In this work, we address such mathematical challenges associated with planning problems subject to mixed-integer nonlinear (MINLP) scheduling levels using data-driven optimization algorithms. We formulate the problem as a bi-level program and address its optimization using the DOMINO framework [5]. DOMINO samples the production targets of the planning level using Design of Experiments and solves the scheduling level to global optimality at those production targets over the entire planning period. The input samples and the output optimality information are then used to perform data-driven optimization with existing subroutines. We have previously shown that DOMINO can retrieve the near-optimal guaranteed feasible solutions to various kinds of benchmark bi-level formulations (e.g., LP-LP, LP-MILP, NLP-NLP, NLP-MIQP, etc.) [5] as well as LP-MILP formulations of integrated planning and scheduling problems with and without demand uncertainty [6,7]. Here, we further extend this algorithm to solve lower-level problems with MINLP scheduling components and provide guaranteed feasible solutions to one of the most challenging bi-level formulations using local and global data-driven optimization algorithms. We demonstrate the applicability of our approach on a multiproduct continuous manufacturing process formulated as a traveling salesman problem [8] and examine how thousands of constraints and hundreds of continuous and binary variables at both levels affect the solution quality.

References

[1] Papageorgiou, L.G., 2009. Supply chain optimisation for the process industries: Advances and opportunities. Computers & Chemical Engineering, 33(12), pp.1931-1938.

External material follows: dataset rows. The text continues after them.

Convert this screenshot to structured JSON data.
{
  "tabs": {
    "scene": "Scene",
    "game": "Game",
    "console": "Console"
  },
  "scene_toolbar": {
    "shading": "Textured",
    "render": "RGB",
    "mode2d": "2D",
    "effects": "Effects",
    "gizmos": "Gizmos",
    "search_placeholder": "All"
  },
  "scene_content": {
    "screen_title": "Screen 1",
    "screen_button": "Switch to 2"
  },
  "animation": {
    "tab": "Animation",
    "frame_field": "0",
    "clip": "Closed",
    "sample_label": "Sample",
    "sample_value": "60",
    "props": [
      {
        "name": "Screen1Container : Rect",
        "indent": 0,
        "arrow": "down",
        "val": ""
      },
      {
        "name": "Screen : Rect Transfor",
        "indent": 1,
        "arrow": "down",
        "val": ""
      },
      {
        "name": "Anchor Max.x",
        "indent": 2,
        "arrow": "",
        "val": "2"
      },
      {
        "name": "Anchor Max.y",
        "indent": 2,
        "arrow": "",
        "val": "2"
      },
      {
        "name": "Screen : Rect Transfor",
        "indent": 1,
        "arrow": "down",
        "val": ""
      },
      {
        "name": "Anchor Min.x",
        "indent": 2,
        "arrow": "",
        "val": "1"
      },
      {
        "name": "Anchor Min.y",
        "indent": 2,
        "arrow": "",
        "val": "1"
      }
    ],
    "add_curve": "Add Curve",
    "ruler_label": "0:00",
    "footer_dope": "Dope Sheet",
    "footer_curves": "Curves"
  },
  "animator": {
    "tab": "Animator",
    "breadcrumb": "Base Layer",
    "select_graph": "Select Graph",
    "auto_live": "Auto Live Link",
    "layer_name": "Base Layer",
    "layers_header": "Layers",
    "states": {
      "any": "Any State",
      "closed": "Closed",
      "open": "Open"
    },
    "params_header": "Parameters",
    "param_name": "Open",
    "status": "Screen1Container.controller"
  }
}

[2] Grossmann, I., 2005. Enterprise‐wide optimization: A new frontier in process systems engineering. AIChE Journal, 51(7), pp.1846-1857.

[3] Maravelias, C.T. and Sung, C., 2009. Integration of production planning and scheduling: Overview, challenges and opportunities. Computers & Chemical Engineering, 33(12), pp.1919-1930.

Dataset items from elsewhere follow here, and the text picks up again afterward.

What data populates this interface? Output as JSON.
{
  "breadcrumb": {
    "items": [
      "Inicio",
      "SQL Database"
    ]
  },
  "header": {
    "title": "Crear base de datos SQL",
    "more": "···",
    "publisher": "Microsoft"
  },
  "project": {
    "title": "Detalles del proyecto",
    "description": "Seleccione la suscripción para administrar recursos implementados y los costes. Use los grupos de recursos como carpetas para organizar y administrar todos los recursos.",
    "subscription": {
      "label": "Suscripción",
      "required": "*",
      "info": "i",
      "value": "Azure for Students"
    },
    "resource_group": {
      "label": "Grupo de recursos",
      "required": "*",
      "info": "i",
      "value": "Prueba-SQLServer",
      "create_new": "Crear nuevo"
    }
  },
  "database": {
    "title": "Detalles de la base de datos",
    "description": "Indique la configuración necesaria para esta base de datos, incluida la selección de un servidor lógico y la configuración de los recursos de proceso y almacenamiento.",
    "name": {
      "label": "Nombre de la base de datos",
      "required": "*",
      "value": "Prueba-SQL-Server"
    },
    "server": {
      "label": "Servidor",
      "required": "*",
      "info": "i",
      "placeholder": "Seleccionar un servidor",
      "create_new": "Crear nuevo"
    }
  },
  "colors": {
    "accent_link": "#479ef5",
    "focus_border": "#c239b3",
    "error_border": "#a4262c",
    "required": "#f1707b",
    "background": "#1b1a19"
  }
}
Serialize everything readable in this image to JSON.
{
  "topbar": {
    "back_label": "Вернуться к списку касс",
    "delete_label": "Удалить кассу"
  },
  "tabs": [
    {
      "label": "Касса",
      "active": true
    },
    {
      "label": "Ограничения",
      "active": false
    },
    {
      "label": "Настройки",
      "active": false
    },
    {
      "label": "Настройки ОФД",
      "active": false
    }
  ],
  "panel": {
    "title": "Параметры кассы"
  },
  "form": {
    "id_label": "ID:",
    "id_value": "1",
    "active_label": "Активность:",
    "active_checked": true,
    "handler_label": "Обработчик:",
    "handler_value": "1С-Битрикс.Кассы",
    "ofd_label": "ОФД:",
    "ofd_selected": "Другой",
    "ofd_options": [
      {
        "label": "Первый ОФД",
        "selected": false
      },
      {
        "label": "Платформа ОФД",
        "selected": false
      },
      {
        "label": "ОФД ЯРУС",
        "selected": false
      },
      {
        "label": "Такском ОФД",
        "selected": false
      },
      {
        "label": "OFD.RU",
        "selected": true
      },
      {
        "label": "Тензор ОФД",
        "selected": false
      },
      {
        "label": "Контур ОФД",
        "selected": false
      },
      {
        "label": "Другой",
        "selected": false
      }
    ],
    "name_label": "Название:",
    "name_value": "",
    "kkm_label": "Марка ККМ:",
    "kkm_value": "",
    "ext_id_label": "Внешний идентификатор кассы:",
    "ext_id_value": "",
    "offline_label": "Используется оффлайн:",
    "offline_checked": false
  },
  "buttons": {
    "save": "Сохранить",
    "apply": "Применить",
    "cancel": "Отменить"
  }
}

[4] Avraamidou, S. and Pistikopoulos, E.N., 2018. A novel algorithm for the global solution of mixed-integer bi-level multi-follower problems and its application to Planning & Scheduling integration. In 2018 European Control Conference (ECC), pp. 1056-1061. IEEE.

[5] Beykal, B., Avraamidou, S., Pistikopoulos, I.P., Onel, M. and Pistikopoulos, E.N., 2020. DOMINO: Data-driven optimization of bi-level mixed-integer nonlinear problems. Journal of Global Optimization, 78, pp.1-36.

[6] Beykal, B., Avraamidou, S. and Pistikopoulos, E.N., 2022. Data-driven optimization of mixed-integer bi-level multi-follower integrated planning and scheduling problems under demand uncertainty. Computers & Chemical Engineering, 156, p.107551.

[7] Beykal, B., Avraamidou, S. and Pistikopoulos, E.N., 2021. Bi-level mixed-integer data-driven optimization of integrated planning and scheduling problems. In Computer Aided Chemical Engineering (Vol. 50, pp. 1707-1713). Elsevier.

[8] Charitopoulos, V.M., Papageorgiou, L.G. and Dua, V., 2019. Closed-loop integration of planning, scheduling and multi-parametric nonlinear control. Computers & Chemical Engineering, 122, pp.172-192.